Editorial Perspective / Industry Observation

Analysis shows this is less a standalone labeling update and more a systemic shift toward AI-augmented regulatory inspection in ASEAN markets. SIRIM’s move reflects growing reliance on automated verification to scale oversight without proportional increases in human inspection capacity. Observably, it signals that future compliance will hinge not only on content accuracy but also on machine-interpretable presentation — a trend likely to extend to other regulated product categories (e.g., medical devices, supplements) in Malaysia and neighboring jurisdictions. From an industry perspective, this represents an early-stage regulatory signal rather than a fully matured enforcement regime; its real-world impact will depend on SIRIM’s calibration of false-positive rates, appeal mechanisms, and transparency in rejection reasons.

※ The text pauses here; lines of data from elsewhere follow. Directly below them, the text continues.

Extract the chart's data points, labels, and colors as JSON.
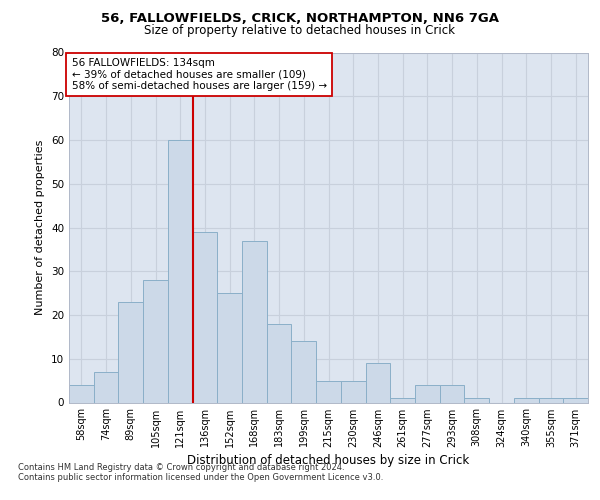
{
  "title1": "56, FALLOWFIELDS, CRICK, NORTHAMPTON, NN6 7GA",
  "title2": "Size of property relative to detached houses in Crick",
  "xlabel": "Distribution of detached houses by size in Crick",
  "ylabel": "Number of detached properties",
  "categories": [
    "58sqm",
    "74sqm",
    "89sqm",
    "105sqm",
    "121sqm",
    "136sqm",
    "152sqm",
    "168sqm",
    "183sqm",
    "199sqm",
    "215sqm",
    "230sqm",
    "246sqm",
    "261sqm",
    "277sqm",
    "293sqm",
    "308sqm",
    "324sqm",
    "340sqm",
    "355sqm",
    "371sqm"
  ],
  "values": [
    4,
    7,
    23,
    28,
    60,
    39,
    25,
    37,
    18,
    14,
    5,
    5,
    9,
    1,
    4,
    4,
    1,
    0,
    1,
    1,
    1
  ],
  "bar_color": "#ccd9e8",
  "bar_edge_color": "#8aafc8",
  "vline_color": "#cc0000",
  "annotation_text": "56 FALLOWFIELDS: 134sqm\n← 39% of detached houses are smaller (109)\n58% of semi-detached houses are larger (159) →",
  "annotation_box_color": "#ffffff",
  "annotation_box_edge_color": "#cc0000",
  "ylim": [
    0,
    80
  ],
  "yticks": [
    0,
    10,
    20,
    30,
    40,
    50,
    60,
    70,
    80
  ],
  "footer1": "Contains HM Land Registry data © Crown copyright and database right 2024.",
  "footer2": "Contains public sector information licensed under the Open Government Licence v3.0.",
  "grid_color": "#c8d0dc",
  "background_color": "#dde5f0"
}
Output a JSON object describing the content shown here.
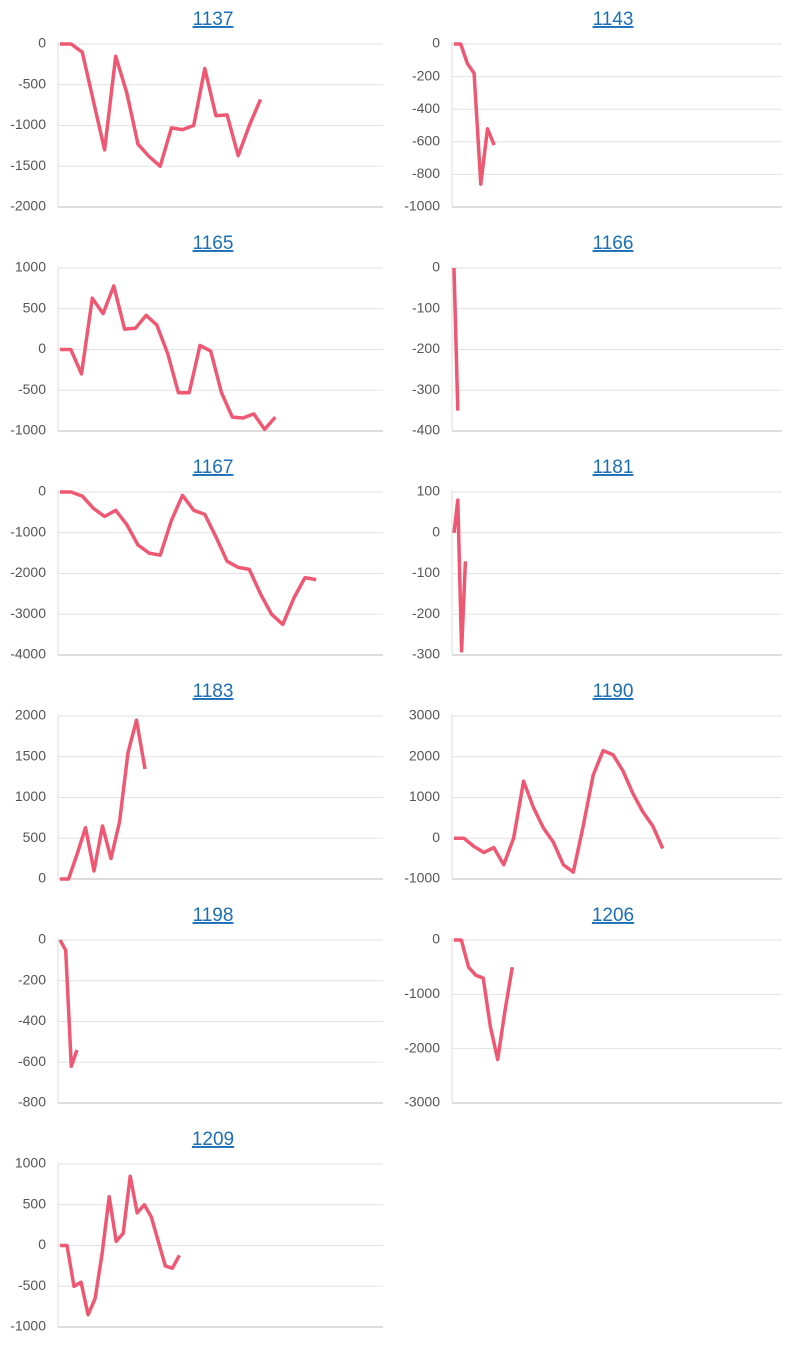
{
  "chart_data": [
    {
      "type": "line",
      "title": "1137",
      "color": "#ee5873",
      "ylim": [
        -2000,
        0
      ],
      "yticks": [
        0,
        -500,
        -1000,
        -1500,
        -2000
      ],
      "values": [
        0,
        0,
        -100,
        -700,
        -1300,
        -150,
        -600,
        -1230,
        -1380,
        -1500,
        -1030,
        -1050,
        -1000,
        -300,
        -880,
        -870,
        -1370,
        -1000,
        -680,
        null,
        null,
        null,
        null,
        null,
        null,
        null,
        null,
        null,
        null,
        null
      ]
    },
    {
      "type": "line",
      "title": "1143",
      "color": "#ee5873",
      "ylim": [
        -1000,
        0
      ],
      "yticks": [
        0,
        -200,
        -400,
        -600,
        -800,
        -1000
      ],
      "values": [
        0,
        0,
        -120,
        -180,
        -860,
        -520,
        -620,
        null,
        null,
        null,
        null,
        null,
        null,
        null,
        null,
        null,
        null,
        null,
        null,
        null,
        null,
        null,
        null,
        null,
        null,
        null,
        null,
        null,
        null,
        null,
        null,
        null,
        null,
        null,
        null,
        null,
        null,
        null,
        null,
        null,
        null,
        null,
        null,
        null,
        null,
        null,
        null,
        null,
        null,
        null
      ]
    },
    {
      "type": "line",
      "title": "1165",
      "color": "#ee5873",
      "ylim": [
        -1000,
        1000
      ],
      "yticks": [
        1000,
        500,
        0,
        -500,
        -1000
      ],
      "values": [
        0,
        0,
        -300,
        630,
        440,
        780,
        250,
        260,
        420,
        300,
        -50,
        -530,
        -530,
        50,
        -20,
        -530,
        -830,
        -840,
        -790,
        -980,
        -830,
        null,
        null,
        null,
        null,
        null,
        null,
        null,
        null,
        null,
        null
      ]
    },
    {
      "type": "line",
      "title": "1166",
      "color": "#ee5873",
      "ylim": [
        -400,
        0
      ],
      "yticks": [
        0,
        -100,
        -200,
        -300,
        -400
      ],
      "values": [
        0,
        -350,
        null,
        null,
        null,
        null,
        null,
        null,
        null,
        null,
        null,
        null,
        null,
        null,
        null,
        null,
        null,
        null,
        null,
        null,
        null,
        null,
        null,
        null,
        null,
        null,
        null,
        null,
        null,
        null,
        null,
        null,
        null,
        null,
        null,
        null,
        null,
        null,
        null,
        null,
        null,
        null,
        null,
        null,
        null,
        null,
        null,
        null,
        null,
        null,
        null,
        null,
        null,
        null,
        null,
        null,
        null,
        null,
        null,
        null,
        null,
        null,
        null,
        null,
        null,
        null,
        null,
        null,
        null,
        null,
        null,
        null,
        null,
        null,
        null,
        null,
        null,
        null,
        null,
        null,
        null,
        null,
        null,
        null,
        null,
        null,
        null
      ]
    },
    {
      "type": "line",
      "title": "1167",
      "color": "#ee5873",
      "ylim": [
        -4000,
        0
      ],
      "yticks": [
        0,
        -1000,
        -2000,
        -3000,
        -4000
      ],
      "values": [
        0,
        0,
        -100,
        -400,
        -600,
        -450,
        -800,
        -1300,
        -1500,
        -1550,
        -700,
        -80,
        -450,
        -550,
        -1100,
        -1700,
        -1850,
        -1900,
        -2500,
        -3000,
        -3250,
        -2600,
        -2100,
        -2150,
        null,
        null,
        null,
        null,
        null,
        null
      ]
    },
    {
      "type": "line",
      "title": "1181",
      "color": "#ee5873",
      "ylim": [
        -300,
        100
      ],
      "yticks": [
        100,
        0,
        -100,
        -200,
        -300
      ],
      "values": [
        0,
        80,
        -290,
        -70,
        null,
        null,
        null,
        null,
        null,
        null,
        null,
        null,
        null,
        null,
        null,
        null,
        null,
        null,
        null,
        null,
        null,
        null,
        null,
        null,
        null,
        null,
        null,
        null,
        null,
        null,
        null,
        null,
        null,
        null,
        null,
        null,
        null,
        null,
        null,
        null,
        null,
        null,
        null,
        null,
        null,
        null,
        null,
        null,
        null,
        null,
        null,
        null,
        null,
        null,
        null,
        null,
        null,
        null,
        null,
        null,
        null,
        null,
        null,
        null,
        null,
        null,
        null,
        null,
        null,
        null,
        null,
        null,
        null,
        null,
        null,
        null,
        null,
        null,
        null,
        null,
        null,
        null,
        null,
        null,
        null,
        null,
        null
      ]
    },
    {
      "type": "line",
      "title": "1183",
      "color": "#ee5873",
      "ylim": [
        0,
        2000
      ],
      "yticks": [
        2000,
        1500,
        1000,
        500,
        0
      ],
      "values": [
        0,
        0,
        300,
        630,
        100,
        650,
        250,
        700,
        1550,
        1950,
        1350,
        null,
        null,
        null,
        null,
        null,
        null,
        null,
        null,
        null,
        null,
        null,
        null,
        null,
        null,
        null,
        null,
        null,
        null,
        null,
        null,
        null,
        null,
        null,
        null,
        null,
        null,
        null,
        null
      ]
    },
    {
      "type": "line",
      "title": "1190",
      "color": "#ee5873",
      "ylim": [
        -1000,
        3000
      ],
      "yticks": [
        3000,
        2000,
        1000,
        0,
        -1000
      ],
      "values": [
        0,
        0,
        -200,
        -350,
        -230,
        -650,
        0,
        1400,
        750,
        250,
        -100,
        -650,
        -830,
        300,
        1550,
        2150,
        2050,
        1650,
        1100,
        650,
        300,
        -250,
        null,
        null,
        null,
        null,
        null,
        null,
        null,
        null,
        null,
        null,
        null,
        null
      ]
    },
    {
      "type": "line",
      "title": "1198",
      "color": "#ee5873",
      "ylim": [
        -800,
        0
      ],
      "yticks": [
        0,
        -200,
        -400,
        -600,
        -800
      ],
      "values": [
        0,
        -50,
        -620,
        -540,
        null,
        null,
        null,
        null,
        null,
        null,
        null,
        null,
        null,
        null,
        null,
        null,
        null,
        null,
        null,
        null,
        null,
        null,
        null,
        null,
        null,
        null,
        null,
        null,
        null,
        null,
        null,
        null,
        null,
        null,
        null,
        null,
        null,
        null,
        null,
        null,
        null,
        null,
        null,
        null,
        null,
        null,
        null,
        null,
        null,
        null,
        null,
        null,
        null,
        null,
        null,
        null,
        null,
        null
      ]
    },
    {
      "type": "line",
      "title": "1206",
      "color": "#ee5873",
      "ylim": [
        -3000,
        0
      ],
      "yticks": [
        0,
        -1000,
        -2000,
        -3000
      ],
      "values": [
        0,
        0,
        -500,
        -650,
        -700,
        -1600,
        -2200,
        -1300,
        -500,
        null,
        null,
        null,
        null,
        null,
        null,
        null,
        null,
        null,
        null,
        null,
        null,
        null,
        null,
        null,
        null,
        null,
        null,
        null,
        null,
        null,
        null,
        null,
        null,
        null,
        null,
        null,
        null,
        null,
        null,
        null,
        null,
        null,
        null,
        null,
        null,
        null
      ]
    },
    {
      "type": "line",
      "title": "1209",
      "color": "#ee5873",
      "ylim": [
        -1000,
        1000
      ],
      "yticks": [
        1000,
        500,
        0,
        -500,
        -1000
      ],
      "values": [
        0,
        0,
        -500,
        -450,
        -850,
        -650,
        -100,
        600,
        50,
        150,
        850,
        400,
        500,
        350,
        50,
        -250,
        -280,
        -120,
        null,
        null,
        null,
        null,
        null,
        null,
        null,
        null,
        null,
        null,
        null,
        null,
        null,
        null,
        null,
        null,
        null,
        null,
        null,
        null,
        null,
        null,
        null,
        null,
        null,
        null,
        null,
        null,
        null
      ]
    }
  ]
}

Malaysia SIRIM AI Label Verification for Cosmetics Packaging Starts May 7, 2026

Conclusion

This regulation marks a procedural inflection point for Chinese exporters targeting the Malaysian cosmetics market: compliance now extends beyond language translation to technical label engineering. It does not introduce new safety or compositional requirements, but significantly raises the bar for documentation execution. Currently, it is best understood as a structural readiness benchmark — one that demands cross-functional coordination across design, manufacturing, and logistics — rather than an isolated labeling change.

Source Attribution

Main source: Official announcement by SIRIM QAS (Standards and Industrial Research Institute of Malaysia), effective date confirmed as May 7, 2026. Note: Technical implementation details — including approved OCR engines, font libraries, and enforcement protocols — remain pending official publication and are subject to ongoing observation.